What is reconsideration?

After making changes to your health or comparing policies, you can ask your life insurer to reassess your rate class and premium. This process is called reconsideration. You might need to wait a year or two after you first opened your policy to be eligible for reconsideration, depending on your insurer.

Your insurer may ask you to take another medical exam so the policy can be underwritten again with this new information about your health. Then, if your insurer decides your risk has gone down, your premiums might go down as well.

What should I watch out for after changing my life insurance policy?

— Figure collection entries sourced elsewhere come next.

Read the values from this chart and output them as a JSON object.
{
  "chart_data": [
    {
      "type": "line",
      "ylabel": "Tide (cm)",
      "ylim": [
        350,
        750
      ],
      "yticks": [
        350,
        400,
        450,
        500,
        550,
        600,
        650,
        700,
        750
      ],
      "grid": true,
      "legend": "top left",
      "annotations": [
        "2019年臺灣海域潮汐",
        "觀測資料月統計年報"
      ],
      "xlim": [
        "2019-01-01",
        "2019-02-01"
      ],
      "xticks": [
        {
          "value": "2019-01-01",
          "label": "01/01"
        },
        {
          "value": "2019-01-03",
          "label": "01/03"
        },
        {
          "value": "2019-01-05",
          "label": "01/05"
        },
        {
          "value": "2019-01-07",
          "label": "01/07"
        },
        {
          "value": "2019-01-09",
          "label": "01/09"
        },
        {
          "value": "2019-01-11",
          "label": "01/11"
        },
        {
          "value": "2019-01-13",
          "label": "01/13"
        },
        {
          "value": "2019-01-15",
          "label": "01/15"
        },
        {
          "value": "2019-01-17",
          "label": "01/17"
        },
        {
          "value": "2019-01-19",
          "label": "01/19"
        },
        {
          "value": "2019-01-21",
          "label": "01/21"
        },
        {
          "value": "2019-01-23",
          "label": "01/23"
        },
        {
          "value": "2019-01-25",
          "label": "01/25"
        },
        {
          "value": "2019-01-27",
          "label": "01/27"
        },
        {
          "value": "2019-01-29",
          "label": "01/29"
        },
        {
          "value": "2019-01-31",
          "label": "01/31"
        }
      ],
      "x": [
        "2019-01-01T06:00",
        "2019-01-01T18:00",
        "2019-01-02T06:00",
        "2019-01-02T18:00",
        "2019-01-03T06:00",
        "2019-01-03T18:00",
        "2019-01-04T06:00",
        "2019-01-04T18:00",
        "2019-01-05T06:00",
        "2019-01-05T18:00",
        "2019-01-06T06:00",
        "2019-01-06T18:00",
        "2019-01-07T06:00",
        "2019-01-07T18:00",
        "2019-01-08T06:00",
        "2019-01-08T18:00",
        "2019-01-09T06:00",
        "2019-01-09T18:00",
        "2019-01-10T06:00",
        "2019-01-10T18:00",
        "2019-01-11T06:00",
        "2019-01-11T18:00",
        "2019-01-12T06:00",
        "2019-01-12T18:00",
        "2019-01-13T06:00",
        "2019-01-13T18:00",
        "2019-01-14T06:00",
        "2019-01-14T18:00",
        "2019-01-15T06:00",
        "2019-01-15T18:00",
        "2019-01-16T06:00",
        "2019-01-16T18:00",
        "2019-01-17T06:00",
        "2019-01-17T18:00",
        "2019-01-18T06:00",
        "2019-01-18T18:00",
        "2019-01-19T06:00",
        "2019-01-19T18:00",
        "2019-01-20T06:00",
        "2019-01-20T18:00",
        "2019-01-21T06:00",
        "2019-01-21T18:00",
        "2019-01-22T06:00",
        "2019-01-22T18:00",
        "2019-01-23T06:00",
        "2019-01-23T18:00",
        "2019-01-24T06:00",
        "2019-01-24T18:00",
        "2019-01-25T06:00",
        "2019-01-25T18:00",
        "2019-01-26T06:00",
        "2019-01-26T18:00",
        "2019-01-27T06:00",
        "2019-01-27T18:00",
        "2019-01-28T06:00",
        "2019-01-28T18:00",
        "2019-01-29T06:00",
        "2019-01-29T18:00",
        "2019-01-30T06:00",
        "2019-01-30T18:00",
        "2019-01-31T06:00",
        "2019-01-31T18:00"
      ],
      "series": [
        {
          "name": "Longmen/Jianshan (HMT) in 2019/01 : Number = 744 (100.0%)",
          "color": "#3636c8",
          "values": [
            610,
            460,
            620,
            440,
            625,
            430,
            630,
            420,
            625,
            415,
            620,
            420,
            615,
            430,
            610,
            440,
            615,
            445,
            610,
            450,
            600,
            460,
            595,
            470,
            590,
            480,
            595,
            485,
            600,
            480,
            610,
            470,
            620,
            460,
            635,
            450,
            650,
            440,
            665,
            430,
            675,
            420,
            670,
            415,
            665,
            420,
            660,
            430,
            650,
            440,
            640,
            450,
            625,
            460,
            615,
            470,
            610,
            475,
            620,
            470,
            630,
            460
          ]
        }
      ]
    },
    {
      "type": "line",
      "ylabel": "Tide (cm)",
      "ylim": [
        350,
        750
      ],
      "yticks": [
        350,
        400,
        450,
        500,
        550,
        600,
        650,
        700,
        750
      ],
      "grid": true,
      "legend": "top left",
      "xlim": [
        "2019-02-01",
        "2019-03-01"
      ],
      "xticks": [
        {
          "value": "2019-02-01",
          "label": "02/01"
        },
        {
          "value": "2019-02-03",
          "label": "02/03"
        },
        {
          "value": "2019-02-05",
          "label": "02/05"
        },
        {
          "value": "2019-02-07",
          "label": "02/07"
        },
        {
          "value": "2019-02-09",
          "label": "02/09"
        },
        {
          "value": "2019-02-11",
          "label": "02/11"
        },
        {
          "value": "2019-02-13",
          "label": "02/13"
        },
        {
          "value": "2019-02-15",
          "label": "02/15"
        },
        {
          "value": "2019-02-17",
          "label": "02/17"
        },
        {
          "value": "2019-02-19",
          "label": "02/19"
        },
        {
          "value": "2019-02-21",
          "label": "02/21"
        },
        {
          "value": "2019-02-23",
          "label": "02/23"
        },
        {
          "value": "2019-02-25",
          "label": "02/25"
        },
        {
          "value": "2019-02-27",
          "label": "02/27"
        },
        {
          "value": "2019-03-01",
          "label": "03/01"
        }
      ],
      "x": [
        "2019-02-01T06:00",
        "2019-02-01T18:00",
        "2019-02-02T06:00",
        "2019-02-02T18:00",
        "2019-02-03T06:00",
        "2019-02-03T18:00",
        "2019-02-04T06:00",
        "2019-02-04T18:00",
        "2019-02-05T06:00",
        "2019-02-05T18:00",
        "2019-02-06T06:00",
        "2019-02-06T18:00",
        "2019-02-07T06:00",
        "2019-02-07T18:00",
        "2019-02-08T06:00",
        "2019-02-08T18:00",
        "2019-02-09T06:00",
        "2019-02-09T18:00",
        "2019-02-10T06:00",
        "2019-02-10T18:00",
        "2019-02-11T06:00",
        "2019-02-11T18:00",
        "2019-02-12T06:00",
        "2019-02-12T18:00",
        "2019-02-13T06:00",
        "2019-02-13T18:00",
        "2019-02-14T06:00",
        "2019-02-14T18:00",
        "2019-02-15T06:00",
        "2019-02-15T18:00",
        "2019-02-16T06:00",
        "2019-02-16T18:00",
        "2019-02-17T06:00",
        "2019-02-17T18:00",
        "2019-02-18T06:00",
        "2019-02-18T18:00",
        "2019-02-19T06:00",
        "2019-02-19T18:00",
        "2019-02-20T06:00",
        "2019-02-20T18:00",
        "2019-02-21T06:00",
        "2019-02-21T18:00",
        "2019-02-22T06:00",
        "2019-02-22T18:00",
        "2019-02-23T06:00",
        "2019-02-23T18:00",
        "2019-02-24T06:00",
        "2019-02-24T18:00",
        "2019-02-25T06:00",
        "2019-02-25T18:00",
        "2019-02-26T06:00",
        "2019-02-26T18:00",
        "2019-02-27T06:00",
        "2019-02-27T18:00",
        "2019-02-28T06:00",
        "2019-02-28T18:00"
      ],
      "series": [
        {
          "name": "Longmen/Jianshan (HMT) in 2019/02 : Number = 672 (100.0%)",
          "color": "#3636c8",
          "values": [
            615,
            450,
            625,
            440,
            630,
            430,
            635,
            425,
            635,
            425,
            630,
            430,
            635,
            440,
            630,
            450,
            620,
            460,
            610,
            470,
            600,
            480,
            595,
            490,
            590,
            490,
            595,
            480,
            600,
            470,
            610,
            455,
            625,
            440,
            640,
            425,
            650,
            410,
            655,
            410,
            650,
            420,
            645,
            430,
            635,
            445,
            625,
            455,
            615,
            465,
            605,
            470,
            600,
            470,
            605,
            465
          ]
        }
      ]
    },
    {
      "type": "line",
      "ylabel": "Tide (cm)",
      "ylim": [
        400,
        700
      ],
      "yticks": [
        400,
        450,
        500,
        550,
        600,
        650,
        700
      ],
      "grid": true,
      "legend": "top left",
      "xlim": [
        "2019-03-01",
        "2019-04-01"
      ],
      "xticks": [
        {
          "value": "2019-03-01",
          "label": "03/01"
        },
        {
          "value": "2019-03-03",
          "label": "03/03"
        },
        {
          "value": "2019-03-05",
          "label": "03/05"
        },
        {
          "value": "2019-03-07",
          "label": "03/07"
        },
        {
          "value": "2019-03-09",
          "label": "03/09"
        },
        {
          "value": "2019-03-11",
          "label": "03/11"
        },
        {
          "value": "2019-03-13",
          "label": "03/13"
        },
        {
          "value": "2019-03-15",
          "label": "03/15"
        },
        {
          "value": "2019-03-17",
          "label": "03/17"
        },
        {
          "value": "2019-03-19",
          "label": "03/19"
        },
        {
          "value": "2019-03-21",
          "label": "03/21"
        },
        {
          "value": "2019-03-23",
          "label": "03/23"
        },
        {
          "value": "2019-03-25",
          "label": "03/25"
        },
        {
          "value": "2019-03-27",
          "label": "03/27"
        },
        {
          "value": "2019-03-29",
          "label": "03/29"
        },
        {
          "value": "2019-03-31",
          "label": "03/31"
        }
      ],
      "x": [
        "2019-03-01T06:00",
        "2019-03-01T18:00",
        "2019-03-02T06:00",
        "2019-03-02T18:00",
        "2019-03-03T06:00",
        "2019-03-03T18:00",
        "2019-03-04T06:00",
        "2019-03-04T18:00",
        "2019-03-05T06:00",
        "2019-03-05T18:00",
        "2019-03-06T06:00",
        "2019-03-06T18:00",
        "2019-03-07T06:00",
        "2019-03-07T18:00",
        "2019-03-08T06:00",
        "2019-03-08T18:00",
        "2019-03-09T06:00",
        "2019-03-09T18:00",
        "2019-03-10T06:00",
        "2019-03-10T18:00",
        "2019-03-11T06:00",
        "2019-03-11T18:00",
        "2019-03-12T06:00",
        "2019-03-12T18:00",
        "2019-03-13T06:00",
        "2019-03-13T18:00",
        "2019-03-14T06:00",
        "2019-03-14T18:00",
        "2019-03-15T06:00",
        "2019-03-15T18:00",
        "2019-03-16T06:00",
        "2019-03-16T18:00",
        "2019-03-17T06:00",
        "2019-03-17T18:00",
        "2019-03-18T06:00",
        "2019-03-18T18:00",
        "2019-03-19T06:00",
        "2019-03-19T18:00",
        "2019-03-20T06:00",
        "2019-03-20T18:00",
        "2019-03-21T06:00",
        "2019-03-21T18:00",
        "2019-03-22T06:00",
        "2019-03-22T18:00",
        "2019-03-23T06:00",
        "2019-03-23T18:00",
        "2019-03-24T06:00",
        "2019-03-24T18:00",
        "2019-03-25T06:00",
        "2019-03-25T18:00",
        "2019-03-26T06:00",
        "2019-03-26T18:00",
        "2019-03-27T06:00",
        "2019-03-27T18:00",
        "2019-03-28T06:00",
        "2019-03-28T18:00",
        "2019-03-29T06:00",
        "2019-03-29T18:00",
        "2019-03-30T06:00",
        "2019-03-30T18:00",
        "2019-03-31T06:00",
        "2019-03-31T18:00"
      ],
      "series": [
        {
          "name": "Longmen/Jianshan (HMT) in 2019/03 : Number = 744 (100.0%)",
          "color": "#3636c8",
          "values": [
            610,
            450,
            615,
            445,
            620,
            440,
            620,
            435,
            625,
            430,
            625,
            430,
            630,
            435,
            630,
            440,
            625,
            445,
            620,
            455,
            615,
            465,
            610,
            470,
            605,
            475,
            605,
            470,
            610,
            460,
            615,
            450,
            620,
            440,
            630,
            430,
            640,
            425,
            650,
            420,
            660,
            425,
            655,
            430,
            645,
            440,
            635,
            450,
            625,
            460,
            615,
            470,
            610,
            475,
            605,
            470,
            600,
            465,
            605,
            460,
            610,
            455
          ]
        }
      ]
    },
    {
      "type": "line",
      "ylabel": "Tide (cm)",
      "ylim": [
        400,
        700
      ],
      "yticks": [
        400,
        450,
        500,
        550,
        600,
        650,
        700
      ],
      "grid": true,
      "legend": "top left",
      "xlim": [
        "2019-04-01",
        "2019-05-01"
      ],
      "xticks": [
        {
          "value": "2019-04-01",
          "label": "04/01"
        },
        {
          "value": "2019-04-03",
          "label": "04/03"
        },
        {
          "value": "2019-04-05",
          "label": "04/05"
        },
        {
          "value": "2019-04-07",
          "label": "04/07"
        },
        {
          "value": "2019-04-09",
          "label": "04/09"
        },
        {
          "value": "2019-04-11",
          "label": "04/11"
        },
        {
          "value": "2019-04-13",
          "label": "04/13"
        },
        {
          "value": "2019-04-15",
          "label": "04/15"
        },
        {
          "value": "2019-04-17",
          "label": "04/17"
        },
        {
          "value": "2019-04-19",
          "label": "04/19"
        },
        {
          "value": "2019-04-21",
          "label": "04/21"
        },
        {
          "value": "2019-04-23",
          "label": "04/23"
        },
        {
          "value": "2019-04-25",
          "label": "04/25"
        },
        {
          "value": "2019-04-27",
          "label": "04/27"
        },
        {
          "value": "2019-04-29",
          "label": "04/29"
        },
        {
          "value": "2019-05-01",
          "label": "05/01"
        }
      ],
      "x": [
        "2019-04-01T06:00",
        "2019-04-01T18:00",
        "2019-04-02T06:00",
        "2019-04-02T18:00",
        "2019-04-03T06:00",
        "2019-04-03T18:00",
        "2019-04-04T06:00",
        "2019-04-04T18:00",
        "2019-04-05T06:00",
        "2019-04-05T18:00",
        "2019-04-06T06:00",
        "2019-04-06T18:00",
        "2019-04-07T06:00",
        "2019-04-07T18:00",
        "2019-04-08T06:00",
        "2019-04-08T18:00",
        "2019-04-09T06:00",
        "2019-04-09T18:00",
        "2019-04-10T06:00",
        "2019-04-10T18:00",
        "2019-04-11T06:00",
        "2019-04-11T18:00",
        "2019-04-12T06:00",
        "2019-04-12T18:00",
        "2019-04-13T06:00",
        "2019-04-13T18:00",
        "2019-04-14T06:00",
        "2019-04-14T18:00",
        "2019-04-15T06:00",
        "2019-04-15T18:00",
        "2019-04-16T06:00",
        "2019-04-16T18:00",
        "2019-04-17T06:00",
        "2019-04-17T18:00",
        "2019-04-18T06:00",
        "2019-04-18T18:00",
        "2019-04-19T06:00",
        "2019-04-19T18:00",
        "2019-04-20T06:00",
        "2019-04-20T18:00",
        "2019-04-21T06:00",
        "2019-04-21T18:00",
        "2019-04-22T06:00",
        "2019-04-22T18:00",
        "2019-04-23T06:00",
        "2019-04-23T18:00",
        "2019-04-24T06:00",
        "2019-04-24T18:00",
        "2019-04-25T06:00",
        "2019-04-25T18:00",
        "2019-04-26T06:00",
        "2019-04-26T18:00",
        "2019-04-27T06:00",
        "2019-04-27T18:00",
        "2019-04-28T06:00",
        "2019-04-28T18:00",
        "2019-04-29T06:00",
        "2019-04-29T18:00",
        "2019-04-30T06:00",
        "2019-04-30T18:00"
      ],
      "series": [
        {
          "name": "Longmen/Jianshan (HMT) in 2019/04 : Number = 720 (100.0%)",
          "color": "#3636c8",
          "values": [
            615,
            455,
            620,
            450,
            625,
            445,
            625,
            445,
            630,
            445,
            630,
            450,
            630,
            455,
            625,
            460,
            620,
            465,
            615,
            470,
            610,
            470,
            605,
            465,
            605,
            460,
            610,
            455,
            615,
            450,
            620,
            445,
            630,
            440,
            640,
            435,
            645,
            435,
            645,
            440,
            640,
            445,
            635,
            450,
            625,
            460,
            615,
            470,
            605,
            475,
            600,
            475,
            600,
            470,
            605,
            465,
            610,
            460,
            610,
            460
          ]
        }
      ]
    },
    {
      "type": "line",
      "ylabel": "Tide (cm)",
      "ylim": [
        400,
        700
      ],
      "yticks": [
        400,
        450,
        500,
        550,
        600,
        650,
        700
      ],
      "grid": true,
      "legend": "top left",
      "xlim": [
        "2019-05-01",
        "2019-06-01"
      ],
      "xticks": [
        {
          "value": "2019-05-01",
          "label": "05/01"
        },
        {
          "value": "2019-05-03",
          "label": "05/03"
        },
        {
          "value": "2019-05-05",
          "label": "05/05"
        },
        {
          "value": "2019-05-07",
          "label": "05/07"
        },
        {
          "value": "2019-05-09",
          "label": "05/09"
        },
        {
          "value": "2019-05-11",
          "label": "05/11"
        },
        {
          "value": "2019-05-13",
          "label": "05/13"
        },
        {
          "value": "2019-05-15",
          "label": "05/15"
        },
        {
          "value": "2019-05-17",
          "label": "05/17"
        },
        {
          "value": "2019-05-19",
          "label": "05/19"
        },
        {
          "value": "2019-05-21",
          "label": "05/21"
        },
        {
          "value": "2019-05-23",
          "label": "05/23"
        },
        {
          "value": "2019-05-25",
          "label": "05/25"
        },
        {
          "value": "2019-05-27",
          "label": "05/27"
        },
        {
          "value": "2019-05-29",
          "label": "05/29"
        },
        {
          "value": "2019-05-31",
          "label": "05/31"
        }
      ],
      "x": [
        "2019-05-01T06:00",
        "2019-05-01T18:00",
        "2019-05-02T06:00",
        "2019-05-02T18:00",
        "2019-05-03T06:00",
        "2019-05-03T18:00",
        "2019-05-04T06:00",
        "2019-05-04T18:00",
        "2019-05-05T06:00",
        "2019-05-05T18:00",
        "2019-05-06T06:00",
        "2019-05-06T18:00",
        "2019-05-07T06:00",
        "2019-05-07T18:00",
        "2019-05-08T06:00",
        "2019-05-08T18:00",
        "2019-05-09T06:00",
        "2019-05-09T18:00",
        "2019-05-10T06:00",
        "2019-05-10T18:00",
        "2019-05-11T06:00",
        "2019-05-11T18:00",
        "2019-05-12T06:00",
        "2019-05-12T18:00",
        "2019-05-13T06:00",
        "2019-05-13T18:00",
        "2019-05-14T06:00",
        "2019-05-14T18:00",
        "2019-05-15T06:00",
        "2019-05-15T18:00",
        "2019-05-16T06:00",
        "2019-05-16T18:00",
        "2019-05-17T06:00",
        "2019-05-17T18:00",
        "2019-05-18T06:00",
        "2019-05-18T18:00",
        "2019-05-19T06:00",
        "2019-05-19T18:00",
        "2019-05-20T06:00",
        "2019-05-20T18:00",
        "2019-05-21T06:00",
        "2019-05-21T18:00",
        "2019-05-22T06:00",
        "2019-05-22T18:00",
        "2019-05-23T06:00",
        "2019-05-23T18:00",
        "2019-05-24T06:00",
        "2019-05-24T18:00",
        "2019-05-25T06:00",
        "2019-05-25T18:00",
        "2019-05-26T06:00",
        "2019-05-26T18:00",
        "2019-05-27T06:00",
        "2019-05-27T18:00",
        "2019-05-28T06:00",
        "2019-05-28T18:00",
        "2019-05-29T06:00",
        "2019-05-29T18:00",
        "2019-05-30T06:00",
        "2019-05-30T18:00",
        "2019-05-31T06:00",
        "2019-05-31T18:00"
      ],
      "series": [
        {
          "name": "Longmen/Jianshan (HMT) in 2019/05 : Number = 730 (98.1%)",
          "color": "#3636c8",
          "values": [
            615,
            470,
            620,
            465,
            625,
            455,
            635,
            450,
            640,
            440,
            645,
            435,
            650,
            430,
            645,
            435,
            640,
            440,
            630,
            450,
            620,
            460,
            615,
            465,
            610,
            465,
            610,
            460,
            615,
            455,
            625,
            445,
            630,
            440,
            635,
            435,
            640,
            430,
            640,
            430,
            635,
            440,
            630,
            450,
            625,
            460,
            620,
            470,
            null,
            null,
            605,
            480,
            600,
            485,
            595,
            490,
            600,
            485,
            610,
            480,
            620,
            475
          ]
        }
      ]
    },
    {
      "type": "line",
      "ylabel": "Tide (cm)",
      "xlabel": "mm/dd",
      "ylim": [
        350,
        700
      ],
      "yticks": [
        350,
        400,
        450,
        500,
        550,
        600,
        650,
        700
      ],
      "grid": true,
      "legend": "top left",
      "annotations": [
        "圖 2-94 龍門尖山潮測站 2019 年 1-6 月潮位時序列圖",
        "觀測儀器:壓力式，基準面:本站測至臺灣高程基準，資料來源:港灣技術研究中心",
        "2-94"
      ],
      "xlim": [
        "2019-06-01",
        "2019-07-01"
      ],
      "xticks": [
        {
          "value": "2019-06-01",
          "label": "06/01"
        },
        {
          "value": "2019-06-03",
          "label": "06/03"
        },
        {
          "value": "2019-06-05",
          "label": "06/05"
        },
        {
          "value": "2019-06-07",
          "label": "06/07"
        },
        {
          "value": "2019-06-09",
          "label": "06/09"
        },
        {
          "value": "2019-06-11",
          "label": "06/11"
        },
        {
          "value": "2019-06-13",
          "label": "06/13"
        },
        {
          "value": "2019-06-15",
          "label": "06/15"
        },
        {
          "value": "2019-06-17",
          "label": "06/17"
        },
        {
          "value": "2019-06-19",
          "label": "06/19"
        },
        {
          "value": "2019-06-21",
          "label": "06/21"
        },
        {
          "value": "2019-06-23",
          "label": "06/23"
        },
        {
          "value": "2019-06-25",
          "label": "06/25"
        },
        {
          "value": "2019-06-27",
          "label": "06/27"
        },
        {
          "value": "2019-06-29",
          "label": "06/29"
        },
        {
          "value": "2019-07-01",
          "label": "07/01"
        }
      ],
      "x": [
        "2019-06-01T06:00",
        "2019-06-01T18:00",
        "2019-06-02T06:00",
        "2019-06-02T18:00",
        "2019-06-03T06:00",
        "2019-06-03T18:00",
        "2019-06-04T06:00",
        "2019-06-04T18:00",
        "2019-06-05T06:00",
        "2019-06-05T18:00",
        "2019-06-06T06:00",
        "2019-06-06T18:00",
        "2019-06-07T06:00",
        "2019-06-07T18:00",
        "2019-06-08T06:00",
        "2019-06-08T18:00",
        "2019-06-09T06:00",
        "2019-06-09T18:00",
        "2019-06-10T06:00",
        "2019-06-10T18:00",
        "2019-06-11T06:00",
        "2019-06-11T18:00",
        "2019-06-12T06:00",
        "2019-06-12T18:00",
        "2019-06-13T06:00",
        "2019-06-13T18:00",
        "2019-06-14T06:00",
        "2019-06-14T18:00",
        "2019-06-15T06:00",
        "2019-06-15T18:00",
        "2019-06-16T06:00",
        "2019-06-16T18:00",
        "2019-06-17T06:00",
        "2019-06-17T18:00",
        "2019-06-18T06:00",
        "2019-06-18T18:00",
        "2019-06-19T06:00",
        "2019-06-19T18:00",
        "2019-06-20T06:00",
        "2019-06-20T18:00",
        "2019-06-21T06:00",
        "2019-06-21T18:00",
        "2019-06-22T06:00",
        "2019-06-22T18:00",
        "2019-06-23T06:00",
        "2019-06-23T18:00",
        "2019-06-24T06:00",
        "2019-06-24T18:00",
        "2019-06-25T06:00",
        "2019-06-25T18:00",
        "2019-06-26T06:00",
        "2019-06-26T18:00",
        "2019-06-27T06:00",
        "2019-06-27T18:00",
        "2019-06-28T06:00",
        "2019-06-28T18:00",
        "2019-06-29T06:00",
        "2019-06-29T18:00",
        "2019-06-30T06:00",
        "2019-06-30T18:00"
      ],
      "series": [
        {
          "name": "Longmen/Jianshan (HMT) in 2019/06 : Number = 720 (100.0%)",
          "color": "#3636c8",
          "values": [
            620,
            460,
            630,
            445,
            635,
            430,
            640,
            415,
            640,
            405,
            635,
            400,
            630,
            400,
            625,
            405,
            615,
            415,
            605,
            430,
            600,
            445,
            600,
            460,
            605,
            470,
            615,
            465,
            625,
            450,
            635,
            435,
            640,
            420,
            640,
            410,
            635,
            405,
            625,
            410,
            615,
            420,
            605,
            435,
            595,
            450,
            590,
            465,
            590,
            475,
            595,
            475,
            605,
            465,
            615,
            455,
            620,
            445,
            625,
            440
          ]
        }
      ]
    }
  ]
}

If you lower your coverage amount to help make monthly premiums more affordable, be mindful of scenarios that could have a negative impact, including:

  • Has your health changed? You may have left yourself exposed to new conditions that surface after your original medical underwriting.
  • Could your beneficiaries survive financially? If a loved one is permanently injured in an accident or suddenly becomes dependent upon you again, you’ll need to reconsider how much money is necessary to leave behind.
  • Will your expenses go up in the future? Your financial stability can always change. If your savings accounts can’t support your spouse or cover other expenses after you’re gone, you might need to increase coverage once again.

Bottom line

Being vigilant about your health and thoughtful about your actual needs can help keep monthly life insurance premiums down. But remember that your best advocate is you, so take the time to shop around and compare quotes before committing to a policy.